Alterations of iron homeostasis are characteristic of malignant behavior and have been associated with poor prognosis in ovarian cancer patients. Iron-binding chelators are currently under investigation as potential cancer therapeutics because they allow manipulation of iron availability and redox chemistry. In addition, the design of prochelator systems enables the release of iron-binding chelators upon cell entry and therefore the sequestration of intracellular (rather than systemic) iron. We report the synthesis and biological evaluation of disulfide-based prochelators featuring a 2-pyridyl-hydrazone motif and resulting in a tridentate (S,N,N) donor set as found in several antiproliferative chelators (e.g., Triapine, Dp44mT, DpC, COTI-2). Upon disulfide reduction and iron(II) coordination, the chelators stabilize ferric complexes that are redox-active in neutral aqueous conditions. Symmetric prochelator (PH3-S)₂ and glucose conjugate G6PH3 have antiproliferative, pro-apoptotic effects in A2780 ovarian carcinoma cells.
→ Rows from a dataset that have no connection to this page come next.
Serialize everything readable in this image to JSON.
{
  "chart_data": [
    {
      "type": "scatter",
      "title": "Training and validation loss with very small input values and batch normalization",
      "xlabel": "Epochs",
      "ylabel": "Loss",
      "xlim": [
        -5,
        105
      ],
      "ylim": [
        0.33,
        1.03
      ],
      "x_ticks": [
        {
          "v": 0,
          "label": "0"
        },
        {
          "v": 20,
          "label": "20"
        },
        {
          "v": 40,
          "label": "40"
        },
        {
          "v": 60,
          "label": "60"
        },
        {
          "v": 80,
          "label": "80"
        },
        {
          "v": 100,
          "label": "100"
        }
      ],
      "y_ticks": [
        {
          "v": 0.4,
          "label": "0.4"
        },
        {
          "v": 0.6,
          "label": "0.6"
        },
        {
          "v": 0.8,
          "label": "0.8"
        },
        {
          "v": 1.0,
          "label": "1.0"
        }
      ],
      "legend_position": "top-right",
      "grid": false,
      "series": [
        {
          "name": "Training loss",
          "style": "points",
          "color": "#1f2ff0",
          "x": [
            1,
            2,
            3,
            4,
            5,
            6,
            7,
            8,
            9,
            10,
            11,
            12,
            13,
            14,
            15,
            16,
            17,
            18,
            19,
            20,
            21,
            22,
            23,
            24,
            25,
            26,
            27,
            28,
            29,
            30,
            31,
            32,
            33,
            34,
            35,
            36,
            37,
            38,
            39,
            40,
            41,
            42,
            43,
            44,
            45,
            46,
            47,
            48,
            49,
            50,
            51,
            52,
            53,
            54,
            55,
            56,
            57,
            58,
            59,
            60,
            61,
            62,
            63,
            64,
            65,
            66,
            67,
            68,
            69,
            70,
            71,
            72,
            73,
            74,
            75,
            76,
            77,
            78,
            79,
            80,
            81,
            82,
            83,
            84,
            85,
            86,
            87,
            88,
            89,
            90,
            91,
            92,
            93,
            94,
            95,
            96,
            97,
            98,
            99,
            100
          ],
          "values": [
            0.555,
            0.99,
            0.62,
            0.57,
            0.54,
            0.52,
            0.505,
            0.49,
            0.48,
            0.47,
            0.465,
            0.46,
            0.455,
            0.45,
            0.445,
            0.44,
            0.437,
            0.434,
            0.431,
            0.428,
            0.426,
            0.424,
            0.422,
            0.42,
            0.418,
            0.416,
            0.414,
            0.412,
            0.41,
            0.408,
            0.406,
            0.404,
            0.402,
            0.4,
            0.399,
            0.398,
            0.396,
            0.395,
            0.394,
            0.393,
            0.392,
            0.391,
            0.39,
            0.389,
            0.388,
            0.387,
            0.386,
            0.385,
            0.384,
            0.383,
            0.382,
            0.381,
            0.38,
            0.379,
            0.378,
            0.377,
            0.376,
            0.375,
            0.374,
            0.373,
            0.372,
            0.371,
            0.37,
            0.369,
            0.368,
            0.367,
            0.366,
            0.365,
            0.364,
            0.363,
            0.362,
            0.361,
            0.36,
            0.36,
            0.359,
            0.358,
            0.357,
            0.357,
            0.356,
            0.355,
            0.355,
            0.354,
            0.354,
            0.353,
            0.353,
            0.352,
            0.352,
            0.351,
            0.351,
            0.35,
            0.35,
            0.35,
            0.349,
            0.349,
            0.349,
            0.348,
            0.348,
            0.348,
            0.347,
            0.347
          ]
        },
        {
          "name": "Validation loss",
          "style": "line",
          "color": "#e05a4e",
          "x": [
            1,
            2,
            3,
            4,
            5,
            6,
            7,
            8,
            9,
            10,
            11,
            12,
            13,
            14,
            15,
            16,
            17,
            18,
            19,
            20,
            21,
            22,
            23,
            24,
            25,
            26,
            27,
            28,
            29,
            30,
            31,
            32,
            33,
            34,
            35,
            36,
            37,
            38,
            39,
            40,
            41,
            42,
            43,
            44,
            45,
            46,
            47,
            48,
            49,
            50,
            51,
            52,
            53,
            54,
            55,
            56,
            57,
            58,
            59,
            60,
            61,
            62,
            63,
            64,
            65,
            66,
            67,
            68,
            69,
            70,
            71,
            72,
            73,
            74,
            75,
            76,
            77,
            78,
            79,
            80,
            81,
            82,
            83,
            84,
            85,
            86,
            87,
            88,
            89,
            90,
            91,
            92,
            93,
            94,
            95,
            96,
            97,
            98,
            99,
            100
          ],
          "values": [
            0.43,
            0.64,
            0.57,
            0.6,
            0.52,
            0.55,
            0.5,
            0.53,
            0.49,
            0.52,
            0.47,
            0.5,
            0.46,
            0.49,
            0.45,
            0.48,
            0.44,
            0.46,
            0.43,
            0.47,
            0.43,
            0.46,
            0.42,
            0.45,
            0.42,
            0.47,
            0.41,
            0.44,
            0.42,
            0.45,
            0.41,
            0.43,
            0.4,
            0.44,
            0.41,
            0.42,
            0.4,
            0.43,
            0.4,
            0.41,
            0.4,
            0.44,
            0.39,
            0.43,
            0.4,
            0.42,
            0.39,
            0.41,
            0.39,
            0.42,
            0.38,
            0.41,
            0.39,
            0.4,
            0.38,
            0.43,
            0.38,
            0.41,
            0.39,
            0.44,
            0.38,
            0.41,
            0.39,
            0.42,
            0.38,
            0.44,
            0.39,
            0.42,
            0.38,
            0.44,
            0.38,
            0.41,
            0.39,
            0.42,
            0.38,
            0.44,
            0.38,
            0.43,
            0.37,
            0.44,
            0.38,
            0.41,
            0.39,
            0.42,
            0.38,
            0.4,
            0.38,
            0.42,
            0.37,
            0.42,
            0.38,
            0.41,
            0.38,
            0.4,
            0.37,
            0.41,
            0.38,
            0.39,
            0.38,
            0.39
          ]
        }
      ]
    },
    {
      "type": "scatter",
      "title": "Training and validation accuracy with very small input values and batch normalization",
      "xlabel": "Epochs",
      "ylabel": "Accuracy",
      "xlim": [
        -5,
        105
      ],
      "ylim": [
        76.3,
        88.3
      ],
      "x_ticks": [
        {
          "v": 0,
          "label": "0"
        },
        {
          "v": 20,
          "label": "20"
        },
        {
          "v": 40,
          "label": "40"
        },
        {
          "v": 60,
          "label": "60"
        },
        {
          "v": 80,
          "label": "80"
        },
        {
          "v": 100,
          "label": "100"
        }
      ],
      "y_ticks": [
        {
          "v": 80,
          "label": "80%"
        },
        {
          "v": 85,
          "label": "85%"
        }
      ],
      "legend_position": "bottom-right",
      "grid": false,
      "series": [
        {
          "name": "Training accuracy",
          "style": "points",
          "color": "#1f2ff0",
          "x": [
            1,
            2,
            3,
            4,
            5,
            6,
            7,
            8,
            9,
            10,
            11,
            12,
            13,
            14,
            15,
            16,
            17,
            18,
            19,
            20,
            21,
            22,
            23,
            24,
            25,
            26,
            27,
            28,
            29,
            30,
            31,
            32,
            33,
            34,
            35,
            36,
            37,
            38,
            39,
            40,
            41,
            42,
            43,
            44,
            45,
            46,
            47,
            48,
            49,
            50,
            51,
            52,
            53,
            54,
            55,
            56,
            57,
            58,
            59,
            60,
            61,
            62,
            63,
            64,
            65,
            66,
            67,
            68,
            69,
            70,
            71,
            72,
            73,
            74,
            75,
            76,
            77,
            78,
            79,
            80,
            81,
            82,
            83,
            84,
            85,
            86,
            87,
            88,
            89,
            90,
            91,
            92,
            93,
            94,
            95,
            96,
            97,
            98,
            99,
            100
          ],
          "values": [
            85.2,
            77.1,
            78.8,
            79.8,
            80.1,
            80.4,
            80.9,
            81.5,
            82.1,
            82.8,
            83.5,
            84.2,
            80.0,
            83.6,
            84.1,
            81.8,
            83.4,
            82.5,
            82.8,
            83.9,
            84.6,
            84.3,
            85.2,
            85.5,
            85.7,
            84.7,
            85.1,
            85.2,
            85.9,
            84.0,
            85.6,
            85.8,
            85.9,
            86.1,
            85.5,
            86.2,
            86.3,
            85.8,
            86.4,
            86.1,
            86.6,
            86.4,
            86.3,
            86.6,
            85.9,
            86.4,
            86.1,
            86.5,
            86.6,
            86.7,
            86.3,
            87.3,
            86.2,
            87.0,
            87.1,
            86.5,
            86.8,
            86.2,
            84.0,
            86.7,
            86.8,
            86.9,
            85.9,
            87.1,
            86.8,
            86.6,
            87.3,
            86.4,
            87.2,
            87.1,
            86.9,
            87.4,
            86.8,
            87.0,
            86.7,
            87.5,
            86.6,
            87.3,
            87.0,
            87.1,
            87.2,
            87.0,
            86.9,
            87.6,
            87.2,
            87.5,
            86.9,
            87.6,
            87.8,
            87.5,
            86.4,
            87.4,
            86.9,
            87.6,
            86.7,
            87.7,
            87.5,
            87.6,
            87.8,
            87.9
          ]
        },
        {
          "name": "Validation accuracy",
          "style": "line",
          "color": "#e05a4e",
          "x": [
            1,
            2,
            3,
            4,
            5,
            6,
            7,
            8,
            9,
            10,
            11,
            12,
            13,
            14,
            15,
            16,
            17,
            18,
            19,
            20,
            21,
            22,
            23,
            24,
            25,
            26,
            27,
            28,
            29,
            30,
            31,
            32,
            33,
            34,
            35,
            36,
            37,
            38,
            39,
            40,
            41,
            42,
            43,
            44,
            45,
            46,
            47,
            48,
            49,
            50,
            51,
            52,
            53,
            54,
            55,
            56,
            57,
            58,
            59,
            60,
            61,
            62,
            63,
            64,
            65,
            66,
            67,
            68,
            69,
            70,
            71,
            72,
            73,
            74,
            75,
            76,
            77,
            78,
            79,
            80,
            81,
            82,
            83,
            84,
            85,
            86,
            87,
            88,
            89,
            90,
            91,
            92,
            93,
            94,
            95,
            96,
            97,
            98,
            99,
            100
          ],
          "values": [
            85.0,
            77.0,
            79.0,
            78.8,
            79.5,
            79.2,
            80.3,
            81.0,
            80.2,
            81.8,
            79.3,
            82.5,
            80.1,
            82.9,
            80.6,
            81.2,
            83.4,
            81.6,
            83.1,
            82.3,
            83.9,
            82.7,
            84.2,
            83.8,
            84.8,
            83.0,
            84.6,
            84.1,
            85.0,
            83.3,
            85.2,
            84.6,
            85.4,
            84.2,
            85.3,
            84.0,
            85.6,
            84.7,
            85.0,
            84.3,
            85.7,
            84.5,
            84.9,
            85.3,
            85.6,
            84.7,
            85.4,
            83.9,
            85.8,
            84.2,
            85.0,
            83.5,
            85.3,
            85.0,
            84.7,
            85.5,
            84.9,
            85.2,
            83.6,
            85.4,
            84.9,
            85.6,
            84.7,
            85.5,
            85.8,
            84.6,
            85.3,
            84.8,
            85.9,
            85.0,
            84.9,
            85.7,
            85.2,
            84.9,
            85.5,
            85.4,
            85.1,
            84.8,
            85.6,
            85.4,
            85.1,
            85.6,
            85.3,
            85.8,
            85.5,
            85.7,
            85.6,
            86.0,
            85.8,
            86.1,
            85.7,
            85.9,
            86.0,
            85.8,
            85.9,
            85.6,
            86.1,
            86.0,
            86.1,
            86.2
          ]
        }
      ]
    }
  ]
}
Both compounds sequester intracellular iron and impact the expression of the transferrin receptor TfR1 and the iron storage protein ferritin. Oxidative stress is found to be a component of the mechanism of action of these prochelators. Accordingly, the preformed iron complex FePH3 also leads to apoptosis and iron dysregulation, and its toxicity is enhanced when the antioxidant capacity of the cells is impaired. The incorporation of the 2-pyridyl-hydrazone motif in disulfide-based prochelators therefore combines iron sequestration with pro-oxidant effects that could enhance the pharmacological profile of this chelation approach for cancer applications.